O que motivou o pedido contra Mauro Vieira
A denúncia foi protocolada por parlamentares liderados pela deputada Carol de Toni (PL-SC) e incluiu nomes como Carlos Jordy (PL-RJ, Rodolfo Nogueira (PL-MS) e Clarissa Tércio (PP-PE). O grupo alegou que o ministro teria cometido crime de responsabilidade ao não responder, no prazo de 30 dias previsto no artigo 50 da Constituição, três Requerimentos de Informação (RICs):
- RIC 3458/2025: questionamentos sobre carta enviada pelo presidente da China, Xi Jinping, ao governo brasileiro e possíveis discussões sobre regulamentação de redes sociais;
- RIC 3495/2025: informações sobre a viagem oficial do presidente da República à França e a composição da comitiva;
- RIC 4117/2025: esclarecimentos sobre tratativas envolvendo a Itaipu Binacional.
Segundo os deputados, o descumprimento do prazo configuraria crime de responsabilidade, nos termos da Lei 1.079/1950.
O caso também se insere em um movimento mais amplo da oposição, apelidado de “impeachmaço”, que reúne pedidos semelhantes contra 16 ministros do governo Lula, sob a alegação de descumprimento de prazos para responder a requerimentos parlamentares.
Por que o STF arquivou o caso
Ao analisar a representação, Alexandre de Moraes concluiu que não havia “justa causa” para abrir investigação criminal.
De forma didática, o ministro explicou que a abertura de inquérito exige três requisitos básicos:
- Tipicidade: a conduta deve se encaixar claramente em um crime previsto em lei;
- Punibilidade: não pode haver impedimento legal à punição;
- Viabilidade: devem existir indícios mínimos de autoria e materialidade.
Segundo a decisão, os parlamentares não apresentaram elementos concretos que demonstrassem prática de ilícito penal. Não foram indicados dados objetivos sobre como o suposto crime teria ocorrido, nem provas ou indícios que justificassem a investigação.

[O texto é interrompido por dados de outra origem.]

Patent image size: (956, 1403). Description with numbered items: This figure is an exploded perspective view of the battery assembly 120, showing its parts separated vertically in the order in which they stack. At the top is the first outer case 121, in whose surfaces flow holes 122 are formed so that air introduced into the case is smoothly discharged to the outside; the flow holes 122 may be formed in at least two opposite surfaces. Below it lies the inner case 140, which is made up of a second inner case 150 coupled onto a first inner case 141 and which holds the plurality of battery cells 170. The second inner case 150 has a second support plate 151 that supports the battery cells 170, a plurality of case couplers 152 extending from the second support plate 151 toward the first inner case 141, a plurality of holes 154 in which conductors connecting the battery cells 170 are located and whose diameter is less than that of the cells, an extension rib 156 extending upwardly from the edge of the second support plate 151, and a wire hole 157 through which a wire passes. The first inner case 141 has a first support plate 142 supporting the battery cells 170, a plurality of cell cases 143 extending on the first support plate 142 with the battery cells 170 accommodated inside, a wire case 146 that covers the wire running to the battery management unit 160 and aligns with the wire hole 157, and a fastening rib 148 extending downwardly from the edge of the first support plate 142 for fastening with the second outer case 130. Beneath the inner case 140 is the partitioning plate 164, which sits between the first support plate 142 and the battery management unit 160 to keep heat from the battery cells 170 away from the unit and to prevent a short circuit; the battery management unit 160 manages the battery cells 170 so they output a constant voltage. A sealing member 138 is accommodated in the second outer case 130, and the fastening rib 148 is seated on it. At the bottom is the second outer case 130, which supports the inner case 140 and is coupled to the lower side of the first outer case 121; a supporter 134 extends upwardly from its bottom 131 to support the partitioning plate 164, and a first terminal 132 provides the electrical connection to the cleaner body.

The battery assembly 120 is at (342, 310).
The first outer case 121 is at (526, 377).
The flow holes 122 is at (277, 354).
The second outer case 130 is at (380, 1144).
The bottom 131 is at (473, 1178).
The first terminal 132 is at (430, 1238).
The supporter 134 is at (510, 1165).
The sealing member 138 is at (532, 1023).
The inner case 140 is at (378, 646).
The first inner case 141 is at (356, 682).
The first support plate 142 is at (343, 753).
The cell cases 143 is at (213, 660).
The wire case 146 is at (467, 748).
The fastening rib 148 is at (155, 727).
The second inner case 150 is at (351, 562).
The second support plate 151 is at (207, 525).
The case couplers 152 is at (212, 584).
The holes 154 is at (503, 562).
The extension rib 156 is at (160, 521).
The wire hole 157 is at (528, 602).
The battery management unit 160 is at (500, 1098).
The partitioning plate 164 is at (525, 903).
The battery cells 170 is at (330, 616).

Moraes ressaltou que instaurar procedimento criminal sem base mínima configura “grave constrangimento ilegal” e citou precedentes do STF que vedam apurações baseadas apenas em alegações genéricas ou inconformismo político.
A decisão determina a intimação dos deputados autores da denúncia, do ministro Mauro Vieira e a comunicação à Procuradoria-Geral da República (PGR).
É importante destacar que o STF avaliou exclusivamente a possibilidade de crime. Eventuais discussões políticas ou administrativas sobre o cumprimento de prazos para respostas a requerimentos continuam podendo ocorrer no âmbito do Congresso Nacional.